Department of Statistics, School of Mathematics and Statistics, Xian Jiaotong University, Xian, China.
Department of Statistics, University of Wah, Taxila, Pakistan.
Medicine (Baltimore). 2024 Sep 13;103(37):e39328. doi: 10.1097/MD.0000000000039328.
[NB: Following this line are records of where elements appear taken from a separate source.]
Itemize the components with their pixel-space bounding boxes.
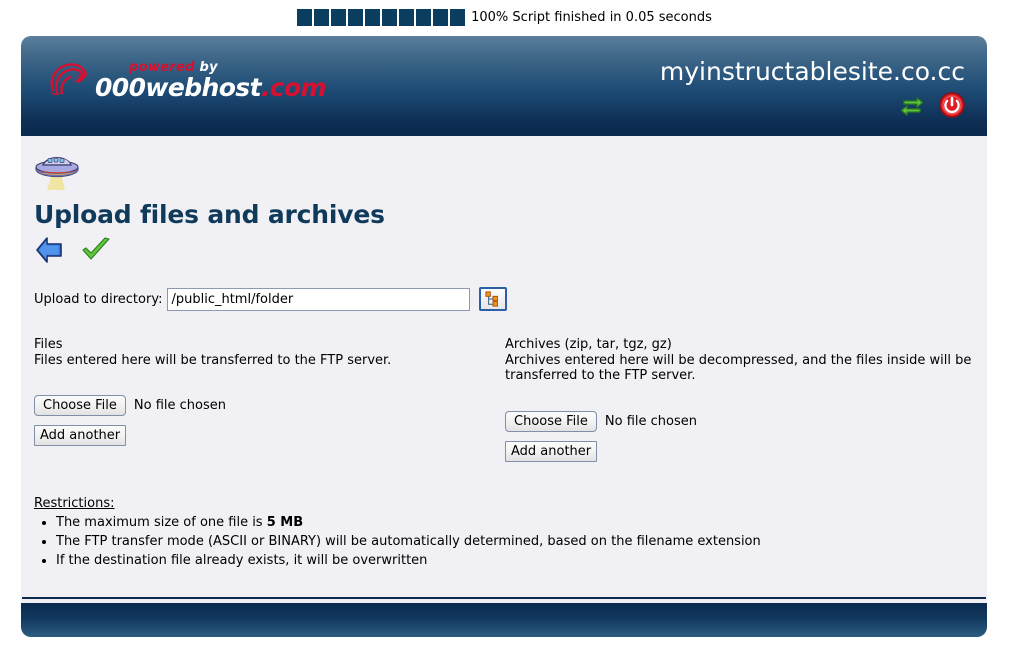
site-shell: powered by 000webhost.com myinstructable… xyxy=(21,36,987,638)
restriction-item: If the destination file already exists, … xyxy=(56,551,974,570)
brand-main: 000webhost xyxy=(95,73,262,102)
files-column-description: Files entered here will be transferred t… xyxy=(34,353,392,368)
refresh-icon[interactable] xyxy=(899,92,925,118)
upload-directory-row: Upload to directory: xyxy=(34,287,974,311)
files-add-another-button[interactable]: Add another xyxy=(34,425,127,447)
content-inner: Upload files and archives Upload to dire… xyxy=(22,136,986,580)
progress-block xyxy=(348,8,364,26)
archives-column: Archives (zip, tar, tgz, gz) Archives en… xyxy=(505,337,974,462)
back-arrow-icon[interactable] xyxy=(34,235,66,265)
archives-no-file-chosen-label: No file chosen xyxy=(604,413,697,429)
site-footer xyxy=(21,603,987,638)
archives-column-title: Archives (zip, tar, tgz, gz) xyxy=(505,337,672,352)
brand-tld: .com xyxy=(260,73,327,102)
restrictions-list: The maximum size of one file is 5 MBThe … xyxy=(34,513,974,571)
header-icon-group xyxy=(660,91,965,118)
confirm-check-icon[interactable] xyxy=(80,235,112,265)
swirl-icon xyxy=(50,63,87,95)
progress-bar xyxy=(297,8,466,26)
files-choose-file-button[interactable]: Choose File xyxy=(34,395,126,417)
restrictions-title: Restrictions: xyxy=(34,495,115,511)
progress-block xyxy=(314,8,330,26)
progress-block xyxy=(331,8,347,26)
archives-add-another-button[interactable]: Add another xyxy=(505,440,598,462)
files-file-row: Choose File No file chosen xyxy=(34,395,503,417)
files-no-file-chosen-label: No file chosen xyxy=(133,398,226,414)
files-column-title: Files xyxy=(34,337,63,352)
progress-block xyxy=(365,8,381,26)
brand-text: 000webhost.com xyxy=(95,73,327,102)
logo-text: powered by 000webhost.com xyxy=(95,61,327,102)
content-divider xyxy=(22,597,986,600)
progress-percent: 100% xyxy=(471,9,509,25)
progress-block xyxy=(416,8,432,26)
directory-browse-button[interactable] xyxy=(479,287,508,311)
progress-block xyxy=(433,8,449,26)
site-header: powered by 000webhost.com myinstructable… xyxy=(21,36,987,136)
progress-block xyxy=(297,8,313,26)
progress-block xyxy=(399,8,415,26)
progress-block xyxy=(382,8,398,26)
archives-column-description: Archives entered here will be decompress… xyxy=(505,353,972,384)
ufo-icon xyxy=(35,156,79,190)
progress-strip: 100% Script finished in 0.05 seconds xyxy=(0,0,1009,34)
upload-columns: Files Files entered here will be transfe… xyxy=(34,337,974,462)
upload-directory-label: Upload to directory: xyxy=(34,291,163,307)
restriction-item: The FTP transfer mode (ASCII or BINARY) … xyxy=(56,532,974,551)
content-panel: Upload files and archives Upload to dire… xyxy=(21,136,987,604)
progress-status-text: 100% Script finished in 0.05 seconds xyxy=(471,10,712,25)
site-logo[interactable]: powered by 000webhost.com xyxy=(45,56,327,102)
upload-directory-input[interactable] xyxy=(167,287,471,311)
page-title: Upload files and archives xyxy=(34,200,385,229)
progress-message: Script finished in 0.05 seconds xyxy=(512,9,712,25)
archives-choose-file-button[interactable]: Choose File xyxy=(505,410,597,432)
header-right: myinstructablesite.co.cc xyxy=(660,58,965,118)
restriction-highlight: 5 MB xyxy=(266,514,304,530)
directory-tree-icon xyxy=(485,291,499,307)
restriction-item: The maximum size of one file is 5 MB xyxy=(56,513,974,532)
files-column: Files Files entered here will be transfe… xyxy=(34,337,503,462)
logout-power-icon[interactable] xyxy=(939,91,965,118)
page-toolbar xyxy=(34,235,974,265)
archives-file-row: Choose File No file chosen xyxy=(505,410,974,432)
progress-block xyxy=(450,8,466,26)
page-root: 100% Script finished in 0.05 seconds pow… xyxy=(0,0,1009,660)
site-domain-label: myinstructablesite.co.cc xyxy=(659,57,965,86)
restrictions-section: Restrictions: The maximum size of one fi… xyxy=(34,496,974,571)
Recent findings indicate a growing trend in data analysis within healthcare using statistical process control. However, the diversity of variables involved necessitates the expansion of new process control methodologies. This study examined control chart applications in cardiology by using generalized additive models (GAMs) to construct profiles while involving multiple healthcare variables (08). Two distinct statistics: deviation (D), and Hotelling (T2) were employed for constructing control charts: a commonly used single-variable statistic for nonparametric profiles and an innovative multivariate statistic that assesses the contribution of each element to process changes. These statistics were tested for monitoring ischemic and hemorrhagic strokes in 1-year acute stroke (369) patients at the Faisalabad Institute of Cardiology. Demographic parameters (age, gender), vascular risk factors (diabetes, family history, sleep), socioeconomic variables (smoking, location), and blood pressure are included in the model. The research includes the computation of zero-state average run length (ARL) for assessing the performance of control charts. The characteristics of the proposed profile were analyzed, such as the T2 control chart, performing better than the D chart for medium-to-large shifts (δ ≥ 0.50). On the other hand, for small δ = 0.25, the D control chart produces smaller ARL values but more significant standard deviations. While both statistics contribute to profile monitoring, T2 is more effective at identifying and tracing medium and large shifts. In conclusion, such handy tools may aid healthcare performance monitoring, especially for complicated predictor-response relationships. Monitored profiles demonstrated that GAMs are useful for healthcare analysis and process monitoring.
最近的研究结果表明,医疗保健领域内数据分析的使用统计过程控制呈现出增长趋势。然而,所涉及的变量多样性需要扩展新的过程控制方法。本研究通过使用广义加性模型(GAMs)构建轮廓,同时涉及多个医疗保健变量(08),考察了控制图在心脏病学中的应用。两种不同的统计量:偏差(D)和霍特林(T2)用于构建控制图:一种常用的单变量统计量用于非参数轮廓,一种创新的多元统计量用于评估每个元素对过程变化的贡献。这些统计量用于监测 1 年内急性中风(369)患者的缺血性和出血性中风。模型中包括人口统计学参数(年龄、性别)、血管危险因素(糖尿病、家族史、睡眠)、社会经济变量(吸烟、位置)和血压。研究包括计算零状态平均运行长度(ARL),以评估控制图的性能。分析了拟议轮廓的特征,例如 T2 控制图,对于中到大的偏移(δ≥0.50),其性能优于 D 图。另一方面,对于小的 δ=0.25,D 控制图产生较小的 ARL 值,但更大的标准偏差。虽然这两种统计量都有助于轮廓监测,但 T2 更有效地识别和跟踪中大和大的偏移。总之,这些便捷的工具可能有助于医疗保健绩效监测,特别是对于复杂的预测-响应关系。监测轮廓表明 GAMs 可用于医疗保健分析和过程监测。